The third was that A claimed Pell appeared in the doorway wearing his sacred robes. But Monsignor Portelli, master of ceremonies at the Cathedral, and Maxwell Potter, a sacristan, testified that the ‘Archbishop could never be left alone in the Cathedral and at least not during the course of ceremonies, that the ceremony continued until the archbishop removed his vestments. The vestments themselves are sacred, and particular prayers are said when donning and removing them.’ It was centuries-old Church rules that Pell could not be unaccompanied in the Cathedral especially when wearing the sacred robes – ensuring this was one of Portelli and Potter’s duties. A ‘defining feature of religious observance is adherence to ritual and compliance with established practice.’ Thus, the jury was asked to believe that contrary to long-standing church practice, Pell returned on his own to the priests’ sacristy in his ceremonial vestments. Further, witnesses stated that Pell was ‘a stickler for protocol and conservative in terms of church liturgy and tradition.’ There were, however, four witnesses who said they had seen Pell on other occasions robed and alone, and no opportunity witness could say with certainty that the routines and practices were never departed from.
The fourth was that the priests’ sacristy was a ‘hive of activity’ after Mass. It would have been extremely reckless of Pell to do what he did, and even if so, he would not have gotten away with it because people would have been everywhere.

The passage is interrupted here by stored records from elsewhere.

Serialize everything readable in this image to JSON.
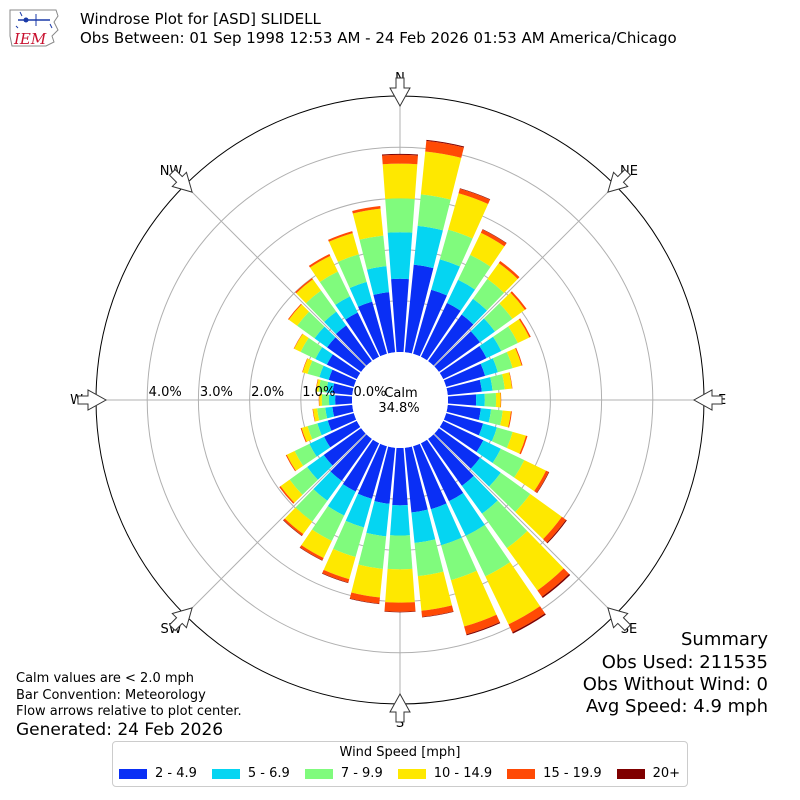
{
  "header": {
    "title": "Windrose Plot for [ASD] SLIDELL",
    "subtitle": "Obs Between: 01 Sep 1998 12:53 AM - 24 Feb 2026 01:53 AM America/Chicago",
    "logo_text": "IEM"
  },
  "notes": {
    "calm_note": "Calm values are < 2.0 mph",
    "bar_convention": "Bar Convention: Meteorology",
    "flow_note": "Flow arrows relative to plot center.",
    "generated": "Generated: 24 Feb 2026"
  },
  "summary": {
    "title": "Summary",
    "obs_used": "Obs Used: 211535",
    "obs_without_wind": "Obs Without Wind: 0",
    "avg_speed": "Avg Speed: 4.9 mph"
  },
  "legend": {
    "title": "Wind Speed [mph]",
    "items": [
      {
        "label": "2 - 4.9",
        "color": "#0a2ff5"
      },
      {
        "label": "5 - 6.9",
        "color": "#05d5f2"
      },
      {
        "label": "7 - 9.9",
        "color": "#80fb7d"
      },
      {
        "label": "10 - 14.9",
        "color": "#fee800"
      },
      {
        "label": "15 - 19.9",
        "color": "#ff4a05"
      },
      {
        "label": "20+",
        "color": "#7f0000"
      }
    ]
  },
  "chart_data": {
    "type": "windrose",
    "directions": [
      "N",
      "NE",
      "E",
      "SE",
      "S",
      "SW",
      "W",
      "NW"
    ],
    "radial_ticks": [
      0,
      1,
      2,
      3,
      4
    ],
    "radial_tick_labels": [
      "0.0%",
      "1.0%",
      "2.0%",
      "3.0%",
      "4.0%"
    ],
    "rmax": 5,
    "calm_label": "Calm",
    "calm_value": "34.8%",
    "sector_width_deg": 10,
    "sector_angles_deg": [
      0,
      10,
      20,
      30,
      40,
      50,
      60,
      70,
      80,
      90,
      100,
      110,
      120,
      130,
      140,
      150,
      160,
      170,
      180,
      190,
      200,
      210,
      220,
      230,
      240,
      250,
      260,
      270,
      280,
      290,
      300,
      310,
      320,
      330,
      340,
      350
    ],
    "series": [
      {
        "name": "2 - 4.9",
        "values": [
          1.43,
          1.72,
          1.3,
          1.17,
          1.12,
          0.99,
          0.94,
          0.79,
          0.67,
          0.55,
          0.65,
          0.75,
          0.87,
          0.99,
          1.13,
          1.26,
          1.28,
          1.27,
          1.12,
          1.1,
          1.07,
          1.05,
          1.01,
          0.9,
          0.71,
          0.53,
          0.39,
          0.33,
          0.39,
          0.51,
          0.65,
          0.82,
          0.86,
          0.96,
          1.06,
          1.18
        ]
      },
      {
        "name": "5 - 6.9",
        "values": [
          0.91,
          0.76,
          0.62,
          0.5,
          0.38,
          0.36,
          0.32,
          0.26,
          0.21,
          0.17,
          0.2,
          0.28,
          0.38,
          0.5,
          0.67,
          0.75,
          0.73,
          0.6,
          0.59,
          0.64,
          0.58,
          0.52,
          0.48,
          0.4,
          0.32,
          0.21,
          0.14,
          0.12,
          0.12,
          0.19,
          0.25,
          0.3,
          0.33,
          0.35,
          0.4,
          0.51
        ]
      },
      {
        "name": "7 - 9.9",
        "values": [
          0.66,
          0.62,
          0.6,
          0.54,
          0.48,
          0.42,
          0.36,
          0.3,
          0.24,
          0.22,
          0.23,
          0.32,
          0.51,
          0.71,
          0.83,
          0.88,
          0.71,
          0.65,
          0.66,
          0.64,
          0.6,
          0.55,
          0.5,
          0.42,
          0.32,
          0.2,
          0.16,
          0.14,
          0.15,
          0.24,
          0.32,
          0.42,
          0.51,
          0.54,
          0.56,
          0.6
        ]
      },
      {
        "name": "10 - 14.9",
        "values": [
          0.68,
          0.84,
          0.74,
          0.48,
          0.38,
          0.3,
          0.25,
          0.18,
          0.14,
          0.09,
          0.16,
          0.27,
          0.47,
          0.76,
          1.02,
          1.04,
          0.94,
          0.68,
          0.65,
          0.56,
          0.45,
          0.37,
          0.3,
          0.22,
          0.17,
          0.12,
          0.08,
          0.05,
          0.05,
          0.1,
          0.14,
          0.2,
          0.27,
          0.34,
          0.43,
          0.53
        ]
      },
      {
        "name": "15 - 19.9",
        "values": [
          0.17,
          0.21,
          0.09,
          0.07,
          0.05,
          0.04,
          0.03,
          0.02,
          0.01,
          0.01,
          0.02,
          0.03,
          0.06,
          0.1,
          0.15,
          0.17,
          0.16,
          0.12,
          0.18,
          0.12,
          0.07,
          0.05,
          0.04,
          0.03,
          0.02,
          0.02,
          0.01,
          0.01,
          0.01,
          0.01,
          0.01,
          0.02,
          0.03,
          0.04,
          0.04,
          0.05
        ]
      },
      {
        "name": "20+",
        "values": [
          0.02,
          0.02,
          0.01,
          0.01,
          0.0,
          0.0,
          0.0,
          0.0,
          0.0,
          0.0,
          0.0,
          0.0,
          0.01,
          0.02,
          0.03,
          0.03,
          0.02,
          0.01,
          0.01,
          0.01,
          0.01,
          0.01,
          0.01,
          0.0,
          0.0,
          0.0,
          0.0,
          0.0,
          0.0,
          0.0,
          0.0,
          0.0,
          0.0,
          0.0,
          0.0,
          0.0
        ]
      }
    ]
  }
}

The fifth was the argument that the doors to the priests’ sacristy would have been locked. The sixth was was that the sacramental wine was always locked away and could not have been accessible. The seventh was that two choirboys could not have separated from the procession unnoticed. The eighth was the compounding of these improbabilities.

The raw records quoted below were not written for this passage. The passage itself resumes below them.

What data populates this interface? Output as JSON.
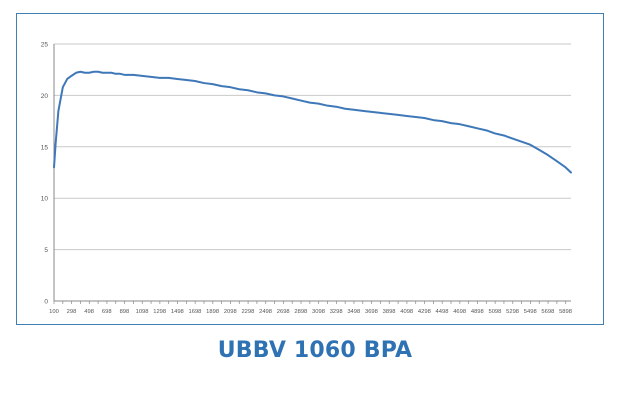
{
  "caption": "UBBV 1060 BPA",
  "chart_data": {
    "type": "line",
    "title": "",
    "xlabel": "",
    "ylabel": "",
    "ylim": [
      0,
      25
    ],
    "yticks": [
      0,
      5,
      10,
      15,
      20,
      25
    ],
    "grid": true,
    "line_color": "#3f78b8",
    "categories": [
      "100",
      "298",
      "498",
      "698",
      "898",
      "1098",
      "1298",
      "1498",
      "1698",
      "1898",
      "2098",
      "2298",
      "2498",
      "2698",
      "2898",
      "3098",
      "3298",
      "3498",
      "3698",
      "3898",
      "4098",
      "4298",
      "4498",
      "4698",
      "4898",
      "5098",
      "5298",
      "5498",
      "5698",
      "5898"
    ],
    "x": [
      100,
      120,
      150,
      200,
      250,
      298,
      350,
      400,
      450,
      498,
      550,
      600,
      650,
      698,
      750,
      800,
      850,
      898,
      950,
      1000,
      1098,
      1200,
      1298,
      1400,
      1498,
      1600,
      1698,
      1800,
      1898,
      2000,
      2098,
      2200,
      2298,
      2400,
      2498,
      2600,
      2698,
      2800,
      2898,
      3000,
      3098,
      3200,
      3298,
      3400,
      3498,
      3600,
      3698,
      3800,
      3898,
      4000,
      4098,
      4200,
      4298,
      4400,
      4498,
      4600,
      4698,
      4800,
      4898,
      5000,
      5098,
      5200,
      5298,
      5400,
      5498,
      5600,
      5698,
      5800,
      5898,
      5960
    ],
    "values": [
      13.0,
      15.5,
      18.5,
      20.8,
      21.6,
      21.9,
      22.2,
      22.3,
      22.2,
      22.2,
      22.3,
      22.3,
      22.2,
      22.2,
      22.2,
      22.1,
      22.1,
      22.0,
      22.0,
      22.0,
      21.9,
      21.8,
      21.7,
      21.7,
      21.6,
      21.5,
      21.4,
      21.2,
      21.1,
      20.9,
      20.8,
      20.6,
      20.5,
      20.3,
      20.2,
      20.0,
      19.9,
      19.7,
      19.5,
      19.3,
      19.2,
      19.0,
      18.9,
      18.7,
      18.6,
      18.5,
      18.4,
      18.3,
      18.2,
      18.1,
      18.0,
      17.9,
      17.8,
      17.6,
      17.5,
      17.3,
      17.2,
      17.0,
      16.8,
      16.6,
      16.3,
      16.1,
      15.8,
      15.5,
      15.2,
      14.7,
      14.2,
      13.6,
      13.0,
      12.5
    ]
  }
}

There were two further disputes. First, the Supreme Court of Victoria majority believed A’s knowledge of the interior layout of the priests’ sacristy considerably enhanced the credibility of his account. Moreover, the fact that A said the assaults took place in the priests’ sacristy rather than the archbishop’s, which Pell would have used, was more striking. However, this was opposed by the possibility of a tour of the Cathedral given to A when he joined the choir. There are also the logical objections: just because A had been inside the priests’ sacristy or identified it as the place where the events occurred does not verify the assault. Second, regarding the second incident. The defence argued that the notion that Pell in his full regalia might assault a choirboy in the presence of a number of people bordered on the fanciful. The sight of the Archbishop would have attracted attention. However, the SCV majority thought that those in the corridors might not have noticed because they were preoccupied and intent on completing the procession and removing their robes as soon as possible.
A has since said that he accepts the ruling and understands it. He said ‘I understand why criminal cases must be proven beyond all reasonable doubt. No one wants to live in a society where people can be imprisoned without due and proper process. This is a basic civil liberty.’